Sa 12.08.2023 - Gunzenhausen, Radtour um den Brombachsee
Der neue Tag begann bewölkt, sollte dann aber noch sehr warm, sonnig und ab dem Nachmittag gewittrig werden.
Wir tankten neues Wasser, leerten das Klo und starteten in Richtung Altmühlsee. Unterwegs gab es einen Zwischenstopp bei einem Lidl auf der Strecke, wo wir uns mit Wecken, Salat und ein paar Sonderangeboten eindeckten.
Da wir damit rechneten, dass es am Altmühlsee ziemlich voll sein würde, fuhren wir einen laut Park4night wenige Kilometer entfernten großen Parkplatz am Ortsrand von Gunzenhausen an, wo Wohnmobilparken erlaubt ist. Dieser war dann auch sehr groß und es standen schon ein paar Wohnmobile da, zu denen wir uns gesellten.
Die Sonne schien bei blauem Himmel und es war ziemlich warm, als Udo die Räder startklar machte. Wir hatten eine Runde um den Brombach- und den Altmühlsee ausgesucht. Unser Parkplatz lag zwischen den beiden Seen und da wir uns nicht sicher waren, wie sich das Wetter und die Gewitter entwickeln würden, starteten wir zuerst mit der größeren Strecke um den Brombachsee.
Wir umrundeten den See zuerst am nördlichen Ufer und machten den ersten Halt beim Wakepark am Kleinen Brombachsee beim Campingplatz an der Badehalbinsel. Udo wäre dort 2017 mit den Rangern auf einem Camp gewesen, wenn nicht die Krebs-OP dazwischen gekommen wäre. Er hatte die ganze Planung gemacht und es interessierte ihn, was sich seither alles verändert hat. Bei dem Wetter, Wochenende und Sommerferien war natürlich eine Menge los an der Wakeboard- und Wasserskianlage.
Weiter ging es dann bis zum Ostende des Brombachsees, wo wir an einer Badewiese Halt machten, ein bisschen ausruhten und Xenia ein Bad im See nahm.
Nun führte uns unser Weg über den Damm ans Südufer. Wir waren die Schnellsten und überholten immer wieder andere Radler.
Am Südufer angekommen sahen wir schon, wie sich der Himmel am Horizont gefährlich verfinsterte. Es ging noch eine Zeit gut, dann erwischte uns ein erstes Gewitter. Wir hatten den See bereits hinter uns gelassen und waren auf der Verbindungsstrecke zum Altmühlsee bzw. nach Gunzenhausen in einem Waldgebiet, als es zu regnen begann. Der Regen wurde schnell heftiger und es donnerte unentwegt. Wir hielten an und stellten uns im Wald unter eine Fichte, wo es einigermaßen trocken blieb. Dort warteten wir den Schütter ab. Das Satellitenbild von Wetteronline zeigte, dass wir ein kleines Zeitfenster haben, bis uns das nächste Gewitter erreicht, das noch deutlich heftiger sein würde. Und so war es dann auch! Wir erreichten die Berta nach einer Pfützenfahrt im Trockenen, aber schon während Udo die Räder einräumte begann es wieder zu regnen und er schaffte es gerade noch, bevor es richtig losging: Starkregen, Sturm und sogar etwas Hagel waren im Programm und wir waren total dankbar, im Trockenen zu sein.

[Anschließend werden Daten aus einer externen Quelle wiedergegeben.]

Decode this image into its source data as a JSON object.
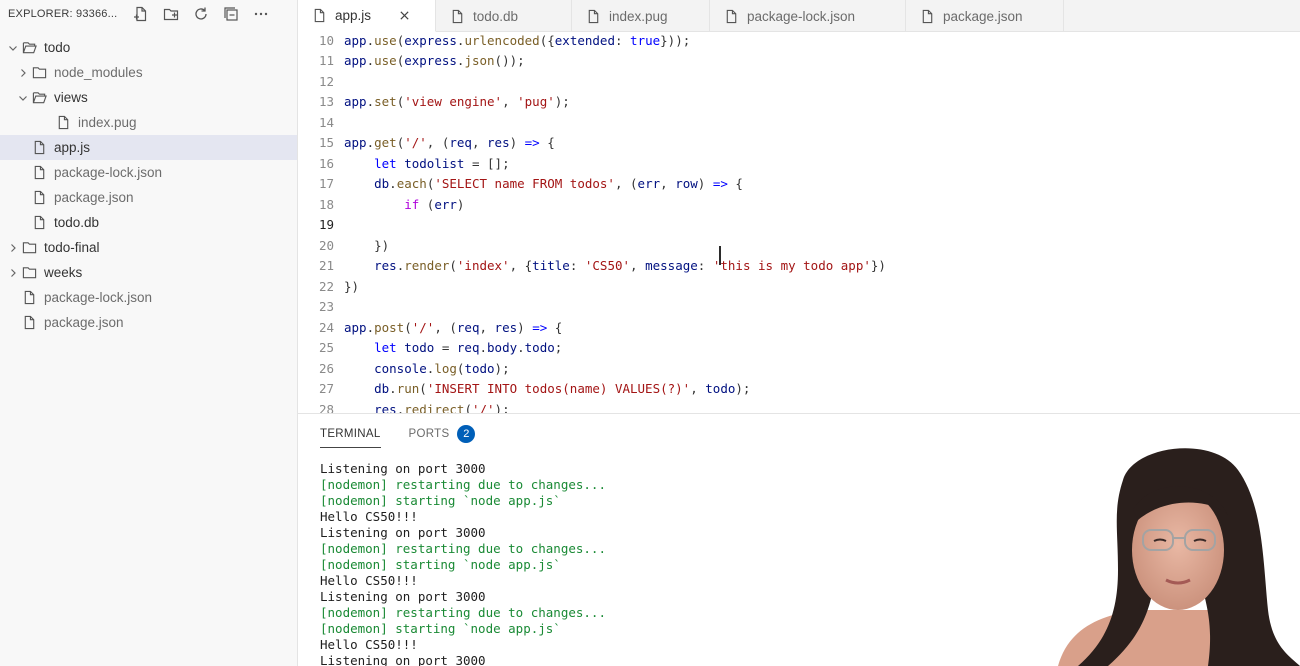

Wir nutzten die Zeit für eine Dusche, lasen und ruhten ein bisschen aus. Nach einer Stunde war der Regen vorbei und wir konnten etwas frische Luft ins Wohnmobil rein und feuchte Luft rauslassen. Xenia kochte Tortellini und Salat, was uns gut geschmeckt hat. Was uns aber noch fehlte, war ein Nachtisch und wir hatten große Lust, noch zu Fuß in den Ort zu gehen und ein Eis zu essen. Dafür mussten wir aber zuerst noch einen weiteren kurzen Regenguss abwarten.
Um 20:30 Uhr wagten wir es, kamen trocken zur Eisdiele (waren aber auch nur 800 Meter), aßen ein gutes Eis und kamen auch trocken wieder zurück.